De gerechtsdeskundige en GDPR

Ook een gerechtsdeskundige dient de GDPR te respecteren en ervoor te zorgen dat hij/zij enkel gegevens verwerkt die noodzakelijk zijn voor de uitvoering van zijn/haar opdracht.

In een beslissing van 27 augustus 2020 moest de Geschillenkamer zich uitspreken over de toepassing van de GDPR op de gerechtsdeskundige.

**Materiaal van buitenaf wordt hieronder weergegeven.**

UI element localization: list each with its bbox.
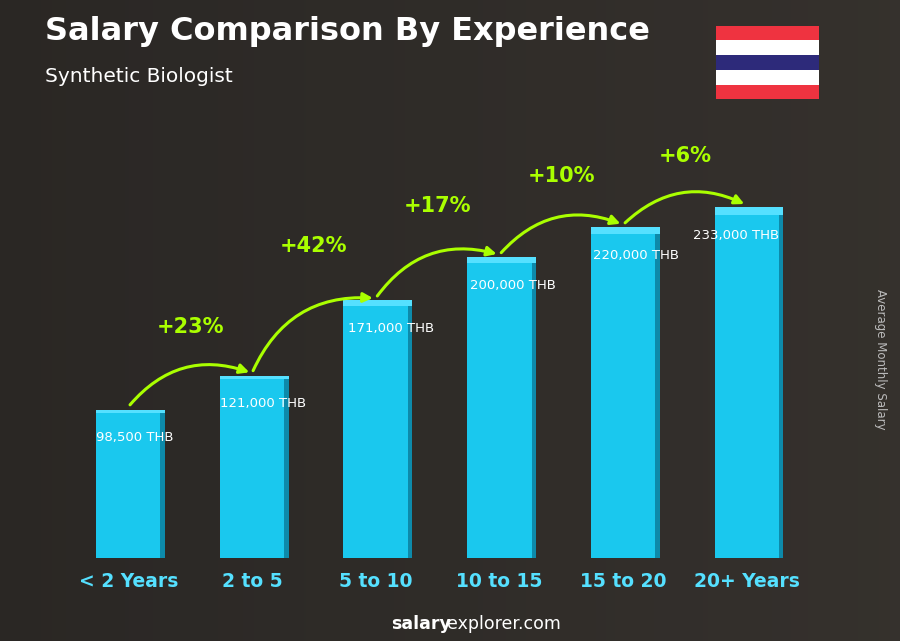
Text: 121,000 THB: 121,000 THB: [220, 397, 306, 410]
Text: 200,000 THB: 200,000 THB: [470, 279, 555, 292]
Bar: [779, 213, 784, 558]
Bar: [715, 207, 784, 215]
Text: +23%: +23%: [157, 317, 224, 337]
Bar: [716, 26, 819, 40]
Text: salary: salary: [392, 615, 452, 633]
Bar: [96, 410, 165, 413]
Bar: [467, 257, 536, 263]
Bar: [220, 376, 284, 558]
Text: +6%: +6%: [659, 146, 711, 166]
Text: 233,000 THB: 233,000 THB: [693, 229, 779, 242]
Bar: [408, 305, 412, 558]
Text: explorer.com: explorer.com: [447, 615, 562, 633]
Text: Average Monthly Salary: Average Monthly Salary: [874, 288, 886, 429]
Text: +42%: +42%: [280, 237, 347, 256]
Bar: [591, 227, 660, 234]
Bar: [591, 228, 655, 558]
Bar: [716, 55, 819, 70]
Bar: [96, 410, 160, 558]
Bar: [532, 262, 536, 558]
Bar: [716, 70, 819, 85]
Bar: [160, 412, 165, 558]
Bar: [716, 85, 819, 99]
Text: Synthetic Biologist: Synthetic Biologist: [45, 67, 233, 87]
Bar: [467, 258, 532, 558]
Bar: [220, 376, 289, 379]
Text: +10%: +10%: [527, 166, 595, 186]
Bar: [715, 208, 779, 558]
Text: 98,500 THB: 98,500 THB: [96, 431, 174, 444]
Text: Salary Comparison By Experience: Salary Comparison By Experience: [45, 16, 650, 47]
Text: +17%: +17%: [404, 196, 472, 216]
Bar: [284, 379, 289, 558]
Text: 171,000 THB: 171,000 THB: [348, 322, 435, 335]
Text: 220,000 THB: 220,000 THB: [593, 249, 680, 262]
Bar: [716, 40, 819, 55]
Bar: [344, 301, 408, 558]
Bar: [344, 301, 412, 306]
Bar: [655, 233, 660, 558]
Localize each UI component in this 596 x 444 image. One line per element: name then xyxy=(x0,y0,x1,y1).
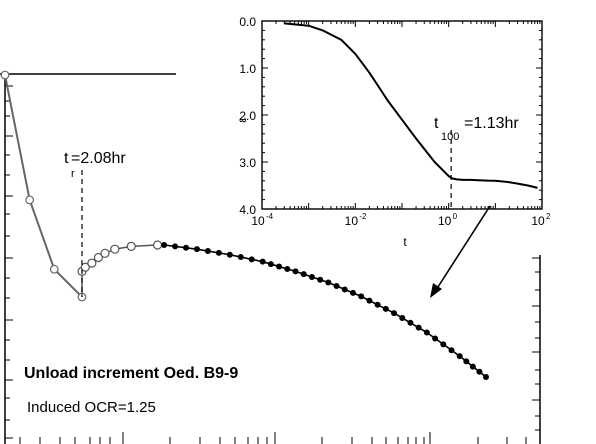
inset-x-tick-label: 10 xyxy=(251,214,265,228)
secondary-point xyxy=(308,273,315,280)
secondary-point xyxy=(300,271,307,278)
inset-y-tick-label: 4.0 xyxy=(239,203,256,217)
annotation-title: Unload increment Oed. B9-9 xyxy=(24,365,238,382)
tr-label-sub: r xyxy=(71,168,75,180)
inset-x-tick-exp: 0 xyxy=(453,212,458,221)
secondary-point xyxy=(382,305,389,312)
rebound-point xyxy=(87,258,97,268)
secondary-point xyxy=(366,297,373,304)
secondary-point xyxy=(423,329,430,336)
loading-point xyxy=(49,264,59,274)
secondary-point xyxy=(276,263,283,270)
secondary-point xyxy=(469,363,476,370)
loading-point xyxy=(25,195,35,205)
secondary-point xyxy=(456,353,463,360)
rebound-point xyxy=(110,244,120,254)
secondary-point xyxy=(267,261,274,268)
rebound-point xyxy=(152,240,163,250)
inset-x-tick-label: 10 xyxy=(438,214,452,228)
secondary-point xyxy=(440,341,447,348)
callout-arrow-head xyxy=(430,283,442,298)
inset-x-tick-exp: -2 xyxy=(359,212,367,221)
loading-curve xyxy=(4,74,83,298)
secondary-point xyxy=(341,286,348,293)
secondary-point xyxy=(476,368,483,375)
callout-arrow-line xyxy=(435,205,491,291)
secondary-point xyxy=(325,279,332,286)
t100-label-main: t xyxy=(434,115,439,132)
secondary-curve xyxy=(164,244,487,378)
secondary-point xyxy=(358,293,365,300)
secondary-point xyxy=(415,324,422,331)
inset-x-tick-label: 10 xyxy=(345,214,359,228)
secondary-point xyxy=(172,243,179,250)
inset-y-tick-label: 3.0 xyxy=(239,156,256,170)
inset-y-axis-label: ε xyxy=(235,117,249,123)
secondary-point xyxy=(183,244,190,251)
inset-curve xyxy=(284,22,538,189)
secondary-point xyxy=(237,254,244,261)
secondary-point xyxy=(317,276,324,283)
secondary-point xyxy=(349,289,356,296)
secondary-point xyxy=(226,251,233,258)
inset-y-tick-label: 1.0 xyxy=(239,62,256,76)
inset-x-tick-label: 10 xyxy=(531,214,545,228)
inset-y-tick-label: 2.0 xyxy=(239,109,256,123)
inset-x-axis-label: t xyxy=(403,235,407,249)
t100-label-value: =1.13hr xyxy=(464,115,519,132)
t100-label-sub: 100 xyxy=(441,131,459,143)
secondary-point xyxy=(483,374,489,380)
annotation-ocr: Induced OCR=1.25 xyxy=(27,399,156,416)
secondary-point xyxy=(391,310,398,317)
secondary-point xyxy=(248,256,255,263)
secondary-point xyxy=(259,258,266,265)
secondary-point xyxy=(204,248,211,255)
secondary-point xyxy=(432,335,439,342)
secondary-point xyxy=(374,301,381,308)
secondary-point xyxy=(399,314,406,321)
inset-y-tick-label: 0.0 xyxy=(239,15,256,29)
secondary-point xyxy=(292,268,299,275)
loading-point xyxy=(0,70,10,80)
rebound-point xyxy=(80,262,90,272)
secondary-point xyxy=(215,249,222,256)
secondary-point xyxy=(463,358,470,365)
inset-x-tick-exp: 2 xyxy=(546,212,551,221)
secondary-point xyxy=(448,347,455,354)
rebound-curve xyxy=(81,244,158,297)
secondary-point xyxy=(333,282,340,289)
secondary-point xyxy=(193,246,200,253)
secondary-point xyxy=(284,265,291,272)
rebound-point xyxy=(93,252,104,263)
secondary-point xyxy=(161,242,168,248)
inset-x-tick-exp: -4 xyxy=(266,212,274,221)
secondary-point xyxy=(407,319,414,326)
rebound-point xyxy=(126,241,136,251)
tr-label-value: =2.08hr xyxy=(71,150,126,167)
rebound-point xyxy=(100,248,110,258)
tr-label-main: t xyxy=(64,150,69,167)
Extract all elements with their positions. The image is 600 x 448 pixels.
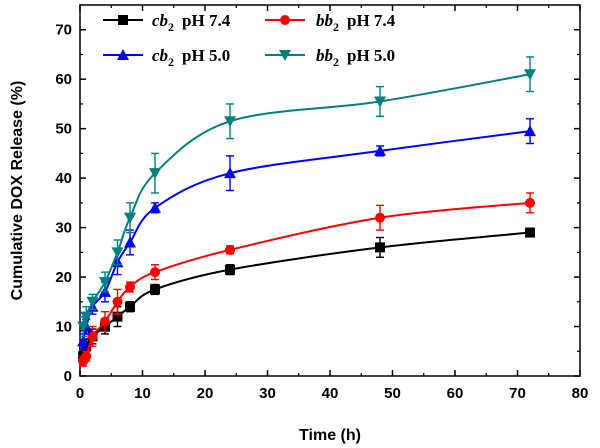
series-layer [77, 56, 536, 367]
data-point [374, 96, 386, 108]
data-point [224, 116, 236, 128]
data-point [525, 197, 535, 208]
data-point [125, 301, 135, 312]
x-tick-label: 20 [197, 385, 214, 402]
data-point [112, 296, 123, 307]
y-tick-label: 50 [55, 121, 72, 138]
legend-sample-name: cb [152, 46, 168, 65]
data-point [86, 296, 99, 308]
legend-label: bb2 pH 7.4 [316, 11, 396, 34]
data-point [150, 284, 160, 295]
data-point [224, 167, 236, 179]
data-point [280, 15, 290, 25]
series-2 [77, 118, 536, 350]
data-point [81, 351, 92, 362]
data-point [149, 168, 161, 180]
data-point [111, 247, 124, 259]
legend-condition: pH 5.0 [182, 46, 230, 65]
legend-condition: pH 7.4 [347, 11, 396, 30]
legend-condition: pH 5.0 [347, 46, 395, 65]
series-1 [78, 192, 535, 367]
data-point [149, 201, 161, 213]
data-point [124, 236, 136, 248]
x-tick-label: 10 [134, 385, 151, 402]
data-point [225, 244, 235, 255]
legend-sample-name: cb [152, 11, 168, 30]
y-tick-label: 0 [64, 368, 72, 385]
legend-condition: pH 7.4 [182, 11, 231, 30]
data-point [124, 212, 136, 224]
y-tick-label: 10 [55, 319, 72, 336]
legend-label: bb2 pH 5.0 [316, 46, 395, 69]
data-point [117, 49, 129, 60]
x-tick-label: 70 [509, 385, 526, 402]
axes: 0 10 20 30 40 50 60 70 80 0 10 20 30 40 50 60 70 [55, 4, 589, 402]
data-point [525, 227, 535, 238]
data-point [112, 311, 123, 322]
x-tick-label: 40 [322, 385, 339, 402]
y-tick-label: 20 [55, 269, 72, 286]
y-axis-title: Cumulative DOX Release (%) [9, 81, 26, 301]
legend-subscript: 2 [333, 20, 339, 34]
legend-item-2: cb2 pH 5.0 [103, 46, 230, 69]
data-point [524, 69, 536, 81]
data-point [87, 331, 98, 342]
x-tick-label: 30 [259, 385, 276, 402]
data-point [375, 242, 385, 253]
data-point [279, 50, 291, 61]
legend-label: cb2 pH 7.4 [152, 11, 231, 34]
y-tick-label: 30 [55, 220, 72, 237]
legend-label: cb2 pH 5.0 [152, 46, 230, 69]
data-point [99, 277, 111, 289]
data-point [225, 264, 235, 275]
series-0 [78, 227, 535, 362]
legend-item-1: bb2 pH 7.4 [265, 11, 396, 34]
x-tick-label: 0 [76, 385, 84, 402]
data-point [77, 335, 90, 347]
legend-subscript: 2 [333, 55, 339, 69]
legend-sample-name: bb [316, 11, 333, 30]
y-tick-label: 70 [55, 22, 72, 39]
data-point [524, 125, 536, 137]
legend-subscript: 2 [168, 20, 174, 34]
x-tick-label: 60 [447, 385, 464, 402]
data-point [80, 311, 93, 323]
data-point [374, 144, 386, 156]
x-axis-title: Time (h) [299, 427, 361, 444]
legend-item-3: bb2 pH 5.0 [265, 46, 395, 69]
legend-item-0: cb2 pH 7.4 [103, 11, 231, 34]
data-point [118, 15, 128, 25]
legend-sample-name: bb [316, 46, 333, 65]
data-point [150, 267, 160, 278]
x-tick-label: 50 [384, 385, 401, 402]
x-tick-label: 80 [572, 385, 589, 402]
y-tick-label: 40 [55, 170, 72, 187]
series-line [82, 201, 531, 362]
legend-subscript: 2 [168, 55, 174, 69]
data-point [375, 212, 385, 223]
data-point [125, 281, 135, 292]
series-line [82, 130, 531, 342]
y-tick-label: 60 [55, 71, 72, 88]
data-point [100, 316, 110, 327]
series-3 [77, 56, 536, 338]
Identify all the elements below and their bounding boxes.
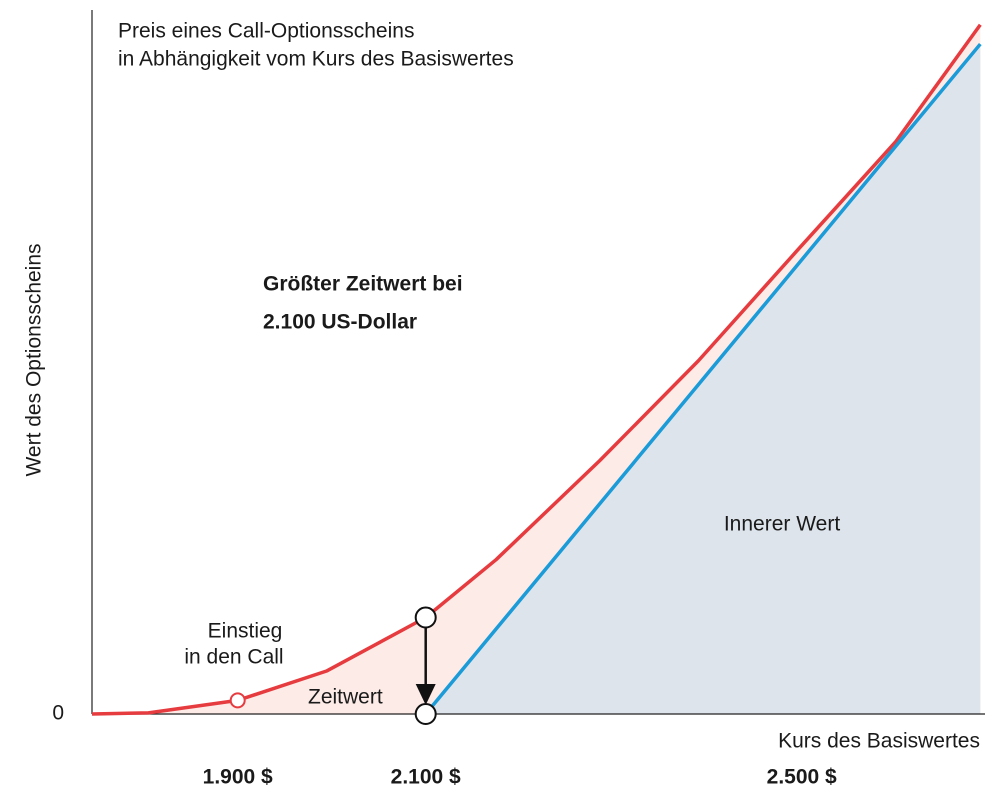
y-axis-label: Wert des Optionsscheins [23,243,46,476]
annotation: Größter Zeitwert bei [263,273,463,296]
x-tick-label: 2.500 $ [767,766,837,789]
x-tick-label: 1.900 $ [203,766,273,789]
option-marker [414,606,437,629]
entry-marker [229,692,246,709]
arrow-head [415,684,436,705]
annotation: Einstieg [208,620,283,643]
annotation: 2.100 US-Dollar [263,311,417,334]
line [424,42,982,716]
y-tick-label: 0 [52,702,64,725]
line [91,23,982,716]
annotation: Zeitwert [308,686,383,709]
x-tick-label: 2.100 $ [391,766,461,789]
chart-title: Preis eines Call-Optionsscheins [118,20,414,43]
chart-title: in Abhängigkeit vom Kurs des Basiswertes [118,48,514,71]
strike-marker [414,703,437,725]
x-axis-label: Kurs des Basiswertes [778,730,980,753]
annotation: in den Call [184,646,283,669]
annotation: Innerer Wert [724,513,840,536]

Een gerechtsdeskundige was door de rechtbank aangesteld om de letsels vast te stellen die een slachtoffer had opgelopen naar aanleiding van ernstige slagen en verwondingen. De gerechtsdeskundige had beroep gedaan op een psychiater om de door het slachtoffer geleden psychologische schade vast te stellen. Het omstandige psychiatrische verslag bevatte gevoelige gezondheidsgegevens van het slachtoffer (zowel uit het verleden als het heden) evenals van haar echtgenoot. De gerechtsdeskundige had het psychiatrische verslag toegevoegd aan zijn voorverslag en integraal aan partijen – onder wie de dader – en aan de rechtbank overgemaakt.

Het slachtoffer legde klacht neer bij de Gegevensbeschermingsautoriteit. Zij was van mening dat de gerechtsdeskundige het medische deskundigenverslag ten onrechte integraal had overgemaakt en dat hierdoor gevoelige gezondheidsgegevens van haar en haar echtgenoot werden vrijgegeven, die niet in rechtstreeks verband stonden met de slagen en verwondingen waarvoor het deskundigenonderzoek was bevolen.

In de eerste plaats oordeelt de Geschillenkamer dat de gerechtsdeskundige wel degelijk als ‘verwerkingsverantwoordelijke’ moet beschouwd worden. Hij was immers diegene die het doel en de middelen van de bekritiseerde verwerking had bepaald, aangezien hij had beslist om bijkomend psychiatrisch advies in te winnen én om het psychiatrisch verslag integraal over te maken aan alle partijen en de rechtbank.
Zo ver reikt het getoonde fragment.